The issue appears to be that the order of the Principal and/or Action lists is not the same once it is submitted to AWS and pulled out to validate. The order of the items appears to be changed by AWS and is inconsistent. I attempted to change the order of the items to match what I pull out of AWS console, but then AWS changes the order each time.

the code needs to be changed to look at the lists to make sure the components of the lists match, but not be dependent on the ORDER of the components.

flyingbeefhead commented 1 month ago

I have attempted to run the same pipeline on multiple versions of the AWS provider in the 5.x series, 4.x series, and 3.76.1. There is no difference. this issue appears to be focused on the comparison of the policy pulled from AWS and the policy created in the plan file, even after taking the policy in the plan file and pushing it to AWS and then pulling it to validate it has been updated.

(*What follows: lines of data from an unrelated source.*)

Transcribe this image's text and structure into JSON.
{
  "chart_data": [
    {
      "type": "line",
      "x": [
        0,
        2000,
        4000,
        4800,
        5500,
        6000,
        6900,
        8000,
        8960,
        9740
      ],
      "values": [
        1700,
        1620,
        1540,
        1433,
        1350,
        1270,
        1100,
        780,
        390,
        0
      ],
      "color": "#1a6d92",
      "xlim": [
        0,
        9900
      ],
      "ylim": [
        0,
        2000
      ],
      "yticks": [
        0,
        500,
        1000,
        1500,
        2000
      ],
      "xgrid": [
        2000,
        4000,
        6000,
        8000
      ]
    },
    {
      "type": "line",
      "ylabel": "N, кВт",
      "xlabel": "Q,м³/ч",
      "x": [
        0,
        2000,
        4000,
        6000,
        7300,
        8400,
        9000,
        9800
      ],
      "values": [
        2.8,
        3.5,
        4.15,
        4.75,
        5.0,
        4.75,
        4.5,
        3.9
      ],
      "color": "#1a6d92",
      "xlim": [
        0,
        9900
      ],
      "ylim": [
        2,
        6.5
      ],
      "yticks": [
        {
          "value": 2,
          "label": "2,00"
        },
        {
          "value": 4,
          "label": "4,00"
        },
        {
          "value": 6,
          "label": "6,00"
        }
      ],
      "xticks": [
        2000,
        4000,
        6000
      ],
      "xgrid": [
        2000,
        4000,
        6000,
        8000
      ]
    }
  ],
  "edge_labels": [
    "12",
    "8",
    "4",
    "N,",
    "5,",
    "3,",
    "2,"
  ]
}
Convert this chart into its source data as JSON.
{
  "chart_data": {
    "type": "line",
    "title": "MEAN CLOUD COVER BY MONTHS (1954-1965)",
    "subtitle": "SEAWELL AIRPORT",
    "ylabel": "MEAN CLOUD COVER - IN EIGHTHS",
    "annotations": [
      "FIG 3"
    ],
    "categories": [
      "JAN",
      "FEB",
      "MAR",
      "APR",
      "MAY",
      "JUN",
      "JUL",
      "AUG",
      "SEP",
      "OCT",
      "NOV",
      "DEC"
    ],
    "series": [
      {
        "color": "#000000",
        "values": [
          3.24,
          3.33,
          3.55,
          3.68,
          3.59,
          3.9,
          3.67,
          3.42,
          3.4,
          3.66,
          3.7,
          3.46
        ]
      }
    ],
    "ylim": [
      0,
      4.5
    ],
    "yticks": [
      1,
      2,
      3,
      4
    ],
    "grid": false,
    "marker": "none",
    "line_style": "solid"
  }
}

flyingbeefhead commented 3 weeks ago

What is the status of this ticket being looked at? Is there additional information you need? if you can point to where the awspolicy.PolicyAreEquivalent() is defined, I would be happy to help look at it since it has been 2 weeks. We need to get this working.

thomasmuders-imtf commented 3 days ago

Hi all,

EDIT: I found the issue. The provider doesn't notice if you have duplicate principal entries in the terraform code and then it will never finish. Maybe the original poster has the same issue? AWS will just de-duplicate them and then it probably counts them differently than Terraform.

I came across this issue as I am facing the problem as well. Apparently it is triggered by a certain amount of principals in the policy as it was originally working and broke only later after I added more principals in the code. To me also it seems that the code expects the same order but that it clearly not preserved by AWS. You can see this easily in the AWS console, you update the policy and save it and get the principals in a random order. Just adding this to indicate that the original poster is not alone with experiencing this issue. AWS provider version 5.75.1.

flyingbeefhead commented 3 days ago

I have done a lot more debugging on this and also found that AWS changes some of the ARNs that are submitted.  I had a number of STS ARNs in my Principals lists and AWS changed one of them to an IAM ARN when it was returned to be validated. No idea why AWS only changed one of them but left the rest. This caused failures for me as well. The only thing that was changed was sts to iam in then ARN.

Sent from AOL on Android

On Thu, Nov 21, 2024 at 7:19, Thomas @.***> wrote:

Hi all, I came across this issue as I am facing the problem as well. Apparently it is triggered by a certain amount of principals in the policy as it was originally working and broke only later after I added more principals in the code. To me also it seems that the code expects the same order but that it clearly not preserved by AWS. You can see this easily in the AWS console, you update the policy and save it and get the principals in a random order. Just adding this to indicate that the original poster is not alone with experiencing this issue. AWS provider version 5.75.1.